Luke Syson, curator of the 2011 National Gallery exhibition, said in his catalog essay that “the picture has suffered.” While both hands are well preserved, he said, the painting was “aggressively over-cleaned,” resulting in abrasion of the whole surface, “especially in the face and hair of Christ.”

Beyond that are the hard financial facts: Old master auctions no longer bring in the depth of wealth that they attracted in the past, even as recently as 15 years ago. Billionaire “masterpiece” collectors now do most of their auction buying at the Christie’s and Sotheby’s modern and contemporary sales. During the first half of this year, premodern works represented just 17 percent of the world’s public sales of fine art, according to a report published by the auction analysts Artprice. This was the lowest market share for historic art ever recorded by the company.

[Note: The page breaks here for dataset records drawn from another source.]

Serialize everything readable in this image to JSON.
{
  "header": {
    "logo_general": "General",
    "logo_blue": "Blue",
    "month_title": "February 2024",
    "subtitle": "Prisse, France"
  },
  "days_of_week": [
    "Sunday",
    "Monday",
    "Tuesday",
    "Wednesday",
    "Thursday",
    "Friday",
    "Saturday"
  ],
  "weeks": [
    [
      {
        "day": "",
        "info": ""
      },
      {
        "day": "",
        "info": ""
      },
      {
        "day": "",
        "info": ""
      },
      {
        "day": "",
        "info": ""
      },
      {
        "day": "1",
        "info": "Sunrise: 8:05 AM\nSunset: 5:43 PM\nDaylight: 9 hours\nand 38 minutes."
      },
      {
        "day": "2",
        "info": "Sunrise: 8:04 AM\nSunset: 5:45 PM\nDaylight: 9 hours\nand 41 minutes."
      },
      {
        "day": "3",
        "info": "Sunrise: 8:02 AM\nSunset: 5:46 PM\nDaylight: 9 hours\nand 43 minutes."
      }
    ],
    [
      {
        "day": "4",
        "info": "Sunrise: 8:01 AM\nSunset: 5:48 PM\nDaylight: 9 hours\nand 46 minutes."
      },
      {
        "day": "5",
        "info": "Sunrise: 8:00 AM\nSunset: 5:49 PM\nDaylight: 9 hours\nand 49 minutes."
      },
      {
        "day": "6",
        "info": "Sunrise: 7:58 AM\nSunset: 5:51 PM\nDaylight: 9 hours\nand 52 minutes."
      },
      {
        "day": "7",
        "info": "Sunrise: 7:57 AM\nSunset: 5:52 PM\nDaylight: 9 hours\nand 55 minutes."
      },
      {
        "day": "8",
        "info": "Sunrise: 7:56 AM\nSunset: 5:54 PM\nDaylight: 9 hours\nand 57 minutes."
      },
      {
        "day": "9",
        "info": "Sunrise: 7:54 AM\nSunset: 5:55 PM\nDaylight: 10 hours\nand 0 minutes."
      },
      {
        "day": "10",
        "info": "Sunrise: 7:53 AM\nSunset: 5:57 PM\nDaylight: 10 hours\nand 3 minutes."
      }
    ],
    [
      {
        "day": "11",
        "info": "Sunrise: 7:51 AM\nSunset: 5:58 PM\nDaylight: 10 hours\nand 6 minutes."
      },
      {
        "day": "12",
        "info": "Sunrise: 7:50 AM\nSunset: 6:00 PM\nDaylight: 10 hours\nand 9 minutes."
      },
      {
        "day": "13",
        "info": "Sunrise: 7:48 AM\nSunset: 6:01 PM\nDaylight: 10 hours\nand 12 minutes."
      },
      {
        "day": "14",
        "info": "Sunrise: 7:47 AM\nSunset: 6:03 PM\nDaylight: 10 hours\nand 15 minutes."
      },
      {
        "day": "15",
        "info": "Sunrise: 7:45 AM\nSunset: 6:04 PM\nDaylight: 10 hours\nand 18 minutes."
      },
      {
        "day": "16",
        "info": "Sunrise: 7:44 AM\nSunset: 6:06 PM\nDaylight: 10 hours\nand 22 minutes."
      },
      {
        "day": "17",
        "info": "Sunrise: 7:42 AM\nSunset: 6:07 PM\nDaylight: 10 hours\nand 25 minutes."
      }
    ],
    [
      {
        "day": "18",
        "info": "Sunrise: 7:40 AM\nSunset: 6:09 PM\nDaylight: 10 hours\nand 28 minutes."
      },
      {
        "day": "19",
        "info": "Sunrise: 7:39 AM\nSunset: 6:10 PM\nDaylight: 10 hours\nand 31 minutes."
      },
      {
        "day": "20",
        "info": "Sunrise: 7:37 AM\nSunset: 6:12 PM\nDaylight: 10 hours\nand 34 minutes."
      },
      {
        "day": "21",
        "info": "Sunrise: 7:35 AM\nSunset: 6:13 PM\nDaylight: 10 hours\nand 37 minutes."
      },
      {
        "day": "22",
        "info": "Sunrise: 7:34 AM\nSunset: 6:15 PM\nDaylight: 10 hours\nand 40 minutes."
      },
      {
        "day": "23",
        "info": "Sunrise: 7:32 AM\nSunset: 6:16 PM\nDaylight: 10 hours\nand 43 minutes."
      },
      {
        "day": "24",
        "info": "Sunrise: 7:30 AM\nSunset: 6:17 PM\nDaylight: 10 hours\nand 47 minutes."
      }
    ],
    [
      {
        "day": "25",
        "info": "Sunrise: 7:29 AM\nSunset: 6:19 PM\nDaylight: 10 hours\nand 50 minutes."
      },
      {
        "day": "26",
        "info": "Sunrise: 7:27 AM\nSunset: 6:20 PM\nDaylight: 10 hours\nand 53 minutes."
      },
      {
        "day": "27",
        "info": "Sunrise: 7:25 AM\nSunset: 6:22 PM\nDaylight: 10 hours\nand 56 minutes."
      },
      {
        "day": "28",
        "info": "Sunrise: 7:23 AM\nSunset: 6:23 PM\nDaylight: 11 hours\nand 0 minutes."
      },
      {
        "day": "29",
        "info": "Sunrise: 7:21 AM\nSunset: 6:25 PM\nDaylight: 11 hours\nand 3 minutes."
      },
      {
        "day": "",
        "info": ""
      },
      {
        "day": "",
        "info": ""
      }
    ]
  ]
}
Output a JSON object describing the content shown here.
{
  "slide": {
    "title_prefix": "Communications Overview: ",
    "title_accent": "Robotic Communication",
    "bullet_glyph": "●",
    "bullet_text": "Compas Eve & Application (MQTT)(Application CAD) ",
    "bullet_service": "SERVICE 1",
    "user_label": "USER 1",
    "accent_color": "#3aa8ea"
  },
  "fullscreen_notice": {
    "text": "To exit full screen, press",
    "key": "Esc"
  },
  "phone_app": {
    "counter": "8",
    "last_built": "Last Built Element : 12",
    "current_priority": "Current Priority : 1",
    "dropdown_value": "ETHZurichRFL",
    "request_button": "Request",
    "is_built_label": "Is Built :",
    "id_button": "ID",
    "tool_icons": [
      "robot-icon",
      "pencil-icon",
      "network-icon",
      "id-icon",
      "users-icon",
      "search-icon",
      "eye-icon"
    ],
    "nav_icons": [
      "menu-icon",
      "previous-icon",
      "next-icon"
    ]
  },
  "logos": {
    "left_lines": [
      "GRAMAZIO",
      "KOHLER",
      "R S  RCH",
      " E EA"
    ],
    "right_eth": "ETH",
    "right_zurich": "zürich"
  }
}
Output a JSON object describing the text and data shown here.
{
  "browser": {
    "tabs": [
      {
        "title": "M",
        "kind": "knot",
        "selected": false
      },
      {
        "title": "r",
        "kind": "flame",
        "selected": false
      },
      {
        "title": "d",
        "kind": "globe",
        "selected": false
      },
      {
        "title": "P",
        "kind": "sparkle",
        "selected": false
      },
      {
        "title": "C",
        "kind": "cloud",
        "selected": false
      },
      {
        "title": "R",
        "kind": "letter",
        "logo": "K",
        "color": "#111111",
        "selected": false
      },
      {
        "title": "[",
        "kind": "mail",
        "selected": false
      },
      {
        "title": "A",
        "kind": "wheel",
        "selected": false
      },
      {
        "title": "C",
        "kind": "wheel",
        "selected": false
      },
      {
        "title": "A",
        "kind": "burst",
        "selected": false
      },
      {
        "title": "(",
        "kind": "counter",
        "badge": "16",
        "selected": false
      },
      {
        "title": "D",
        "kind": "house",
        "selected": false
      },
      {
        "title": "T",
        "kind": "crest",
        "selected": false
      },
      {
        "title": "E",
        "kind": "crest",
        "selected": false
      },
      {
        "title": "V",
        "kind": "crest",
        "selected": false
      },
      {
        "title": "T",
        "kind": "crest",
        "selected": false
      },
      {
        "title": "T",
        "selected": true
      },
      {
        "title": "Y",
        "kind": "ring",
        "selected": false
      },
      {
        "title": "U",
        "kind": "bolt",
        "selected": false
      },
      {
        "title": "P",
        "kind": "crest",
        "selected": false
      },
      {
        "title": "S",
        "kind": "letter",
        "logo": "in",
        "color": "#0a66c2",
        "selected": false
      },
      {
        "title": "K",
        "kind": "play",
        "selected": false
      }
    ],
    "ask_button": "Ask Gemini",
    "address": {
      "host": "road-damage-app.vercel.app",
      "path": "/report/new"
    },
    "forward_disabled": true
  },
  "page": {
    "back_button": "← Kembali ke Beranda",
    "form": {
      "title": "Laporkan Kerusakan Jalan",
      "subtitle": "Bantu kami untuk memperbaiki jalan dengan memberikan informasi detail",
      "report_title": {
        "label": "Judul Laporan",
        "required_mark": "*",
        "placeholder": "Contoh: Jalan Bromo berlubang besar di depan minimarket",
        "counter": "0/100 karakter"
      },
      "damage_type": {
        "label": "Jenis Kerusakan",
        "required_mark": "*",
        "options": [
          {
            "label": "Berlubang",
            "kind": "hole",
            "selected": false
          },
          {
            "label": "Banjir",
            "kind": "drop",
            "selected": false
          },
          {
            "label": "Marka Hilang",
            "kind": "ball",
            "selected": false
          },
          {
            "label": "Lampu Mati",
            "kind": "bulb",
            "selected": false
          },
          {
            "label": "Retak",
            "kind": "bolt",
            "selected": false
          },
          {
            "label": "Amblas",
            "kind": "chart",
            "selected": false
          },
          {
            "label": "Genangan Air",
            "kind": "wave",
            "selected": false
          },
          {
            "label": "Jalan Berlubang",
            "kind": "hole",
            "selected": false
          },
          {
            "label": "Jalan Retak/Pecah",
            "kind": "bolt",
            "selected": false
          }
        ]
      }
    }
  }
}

By putting Leonardo in a contemporary sale, Christie’s is simply following the money.

Yet for all its structural, judicial and financial vicissitudes, Leonardo’s “Salvator Mundi” retains an aura of pricelessness that contemporary works struggle to match. Long lines formed outside the Christie’s galleries in Hong Kong, San Francisco and London during the painting’s world tour before its pre-sale exhibition in New York.

“I’d never forgive myself if I’d missed it,” said Andrea Gates, an American art historian, who waited 45 minutes outside the London headquarters of Christie’s to spend a few moments in front of the Leonardo.

Ms. Gates said that because so much of the original glazing had been lost, the image was “difficult to read, although the hands, hair, most of the drapery and the orb are beautiful.” The general reaction, she added, was “awe-struck.”

In today’s financially turbocharged art market, “Salvator Mundi” is likely to remain in private hands. Let’s hope that the auction isn’t the public’s last chance to see it.